Description
In 2025, there are many ways of installing CUDA to a Python environment. One key challenge here is that all header/library search logics implemented in the existing CUDA-enabled libraries (ex: #447) need to be modernized, taking into account that CUDA these days can be installed on a per-component basis (ex: I just want NVRTC and CCCL and nothing else). The consequence is that any prior arts that rely on checking if a certain piece exists (ex: nvcc, cuda.h, nvvm, ...) and generalizing it to assume the whole Toolkit exists based on known relative paths are no longer valid. Even Linux system package managers may not always behave as expected. (Though setting CUDA_HOME
/CUDA_PATH
as a fallback might still be OK.)
The CUDA Python team is well-positioned to take on the pain points so that all other Python libraries do not need to worry about packaging sources, layouts, and so on. It is our intention to support modern CUDA packages and deployment options in a JIT-compilation friendly way.
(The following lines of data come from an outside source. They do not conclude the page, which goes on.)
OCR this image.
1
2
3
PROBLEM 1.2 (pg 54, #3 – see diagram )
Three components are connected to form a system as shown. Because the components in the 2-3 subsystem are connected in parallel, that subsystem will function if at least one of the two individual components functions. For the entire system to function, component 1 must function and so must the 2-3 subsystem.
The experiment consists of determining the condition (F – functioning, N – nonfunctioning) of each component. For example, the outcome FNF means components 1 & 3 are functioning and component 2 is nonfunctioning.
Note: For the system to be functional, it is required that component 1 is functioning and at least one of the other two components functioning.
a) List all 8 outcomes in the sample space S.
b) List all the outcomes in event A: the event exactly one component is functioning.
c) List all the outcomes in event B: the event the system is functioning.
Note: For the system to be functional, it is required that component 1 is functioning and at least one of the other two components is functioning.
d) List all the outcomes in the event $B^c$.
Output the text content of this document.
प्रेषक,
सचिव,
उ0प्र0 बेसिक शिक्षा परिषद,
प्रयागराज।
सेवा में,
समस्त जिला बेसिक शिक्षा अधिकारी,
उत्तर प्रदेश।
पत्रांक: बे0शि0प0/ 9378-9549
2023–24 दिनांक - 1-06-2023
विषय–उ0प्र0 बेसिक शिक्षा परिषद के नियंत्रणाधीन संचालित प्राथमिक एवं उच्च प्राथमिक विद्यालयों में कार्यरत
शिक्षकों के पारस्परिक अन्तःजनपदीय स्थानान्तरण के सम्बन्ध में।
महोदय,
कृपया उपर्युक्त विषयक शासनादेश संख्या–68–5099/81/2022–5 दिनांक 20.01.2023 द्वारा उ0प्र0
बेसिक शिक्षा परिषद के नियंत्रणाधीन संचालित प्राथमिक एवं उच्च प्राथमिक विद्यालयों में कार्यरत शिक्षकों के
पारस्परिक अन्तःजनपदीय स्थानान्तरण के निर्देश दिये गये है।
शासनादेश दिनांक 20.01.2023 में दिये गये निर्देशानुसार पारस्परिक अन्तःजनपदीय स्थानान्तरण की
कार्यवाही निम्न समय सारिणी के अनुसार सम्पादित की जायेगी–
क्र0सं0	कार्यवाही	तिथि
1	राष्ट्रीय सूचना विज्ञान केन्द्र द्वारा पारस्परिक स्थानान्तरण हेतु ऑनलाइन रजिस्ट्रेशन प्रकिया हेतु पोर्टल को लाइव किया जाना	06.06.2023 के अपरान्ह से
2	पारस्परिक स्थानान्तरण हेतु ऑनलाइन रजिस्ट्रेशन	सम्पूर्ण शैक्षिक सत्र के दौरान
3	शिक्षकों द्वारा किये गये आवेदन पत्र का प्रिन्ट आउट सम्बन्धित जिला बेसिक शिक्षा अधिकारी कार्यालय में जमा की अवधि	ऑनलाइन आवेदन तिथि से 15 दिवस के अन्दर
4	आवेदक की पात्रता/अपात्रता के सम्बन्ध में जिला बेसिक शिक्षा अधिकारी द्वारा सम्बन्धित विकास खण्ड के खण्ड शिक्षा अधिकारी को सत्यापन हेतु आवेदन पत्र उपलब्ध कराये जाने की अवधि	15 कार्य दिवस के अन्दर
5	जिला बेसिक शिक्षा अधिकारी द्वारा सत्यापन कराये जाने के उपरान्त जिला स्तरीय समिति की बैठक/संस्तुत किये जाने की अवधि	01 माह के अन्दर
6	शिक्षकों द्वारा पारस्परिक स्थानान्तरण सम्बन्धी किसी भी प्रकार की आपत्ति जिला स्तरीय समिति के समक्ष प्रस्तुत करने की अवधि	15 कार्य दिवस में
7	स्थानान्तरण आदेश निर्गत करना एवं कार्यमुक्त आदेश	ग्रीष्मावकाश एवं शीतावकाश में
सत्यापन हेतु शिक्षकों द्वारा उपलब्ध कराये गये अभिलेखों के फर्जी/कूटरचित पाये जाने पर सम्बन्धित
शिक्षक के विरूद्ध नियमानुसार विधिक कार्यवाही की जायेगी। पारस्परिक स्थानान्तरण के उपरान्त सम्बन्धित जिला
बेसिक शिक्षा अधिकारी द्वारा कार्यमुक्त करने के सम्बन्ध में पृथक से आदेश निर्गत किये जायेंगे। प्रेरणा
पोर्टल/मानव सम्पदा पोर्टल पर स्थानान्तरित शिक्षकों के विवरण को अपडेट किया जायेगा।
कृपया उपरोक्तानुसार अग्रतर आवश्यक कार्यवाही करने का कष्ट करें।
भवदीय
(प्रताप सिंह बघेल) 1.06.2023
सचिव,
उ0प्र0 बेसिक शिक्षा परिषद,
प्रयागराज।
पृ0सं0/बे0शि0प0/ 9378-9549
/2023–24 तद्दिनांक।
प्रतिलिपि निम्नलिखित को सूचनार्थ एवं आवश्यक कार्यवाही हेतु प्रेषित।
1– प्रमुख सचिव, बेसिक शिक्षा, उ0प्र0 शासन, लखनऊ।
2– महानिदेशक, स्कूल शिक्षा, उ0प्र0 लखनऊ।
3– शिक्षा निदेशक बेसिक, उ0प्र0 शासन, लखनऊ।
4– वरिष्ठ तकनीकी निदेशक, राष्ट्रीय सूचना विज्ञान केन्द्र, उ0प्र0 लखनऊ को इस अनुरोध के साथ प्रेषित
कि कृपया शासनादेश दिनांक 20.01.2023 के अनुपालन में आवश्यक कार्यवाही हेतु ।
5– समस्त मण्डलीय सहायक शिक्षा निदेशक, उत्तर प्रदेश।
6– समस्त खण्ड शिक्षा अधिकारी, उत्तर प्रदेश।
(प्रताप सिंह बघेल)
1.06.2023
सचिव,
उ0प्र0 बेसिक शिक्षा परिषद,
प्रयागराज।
What this means is that we should be able to return, on a per-component basis,
- where are the component headers?
- where are the component shared libraries?
- ...
Something like (API design TBD)
from cuda.core.utils import CUDALocater
locater = CUDALocater()
nvcc_incl = locater.nvcc.include # returns a list of valid abs paths to the include directories, or None
cccl_incl = locater.cccl.include # returns a list of valid abs paths to the include directories, or None
nvrtc_lib = locater.nvrtc.lib # returns a list of valid abs paths to the shared libraries, or None
...
This needs to cover
- CUDA installed via various package managers (apt, yum, conda, pip, ...)
- Headers and shared libraries as bare minimum
- From JIT compilation perspective, headers are considered a kind of shared libraries
- Linux and Windows
- Default system search paths, if possible
- This includes the "legacy" CTK locations, such as
/usr/local/cuda
on Linux, as a fallback
- This includes the "legacy" CTK locations, such as
- All CTK components relevant to Python users, such as:
- nvcc/nvvm
- this includes libdevice.bc
- nvrtc
- nvjitlink
- cublas
- cusolver
- curand
- cufft
- cusparse
- ...
- nvcc/nvvm
Once completed, this would also help us unify the treatment of loading shared libraries in cuda.bindings
, which is currently divergent between Linux/Windows:
- Linux: hack RPATH and rely on dynamic loader (ld.so)
- Windows: search possible DLL locations (site-packages, ...)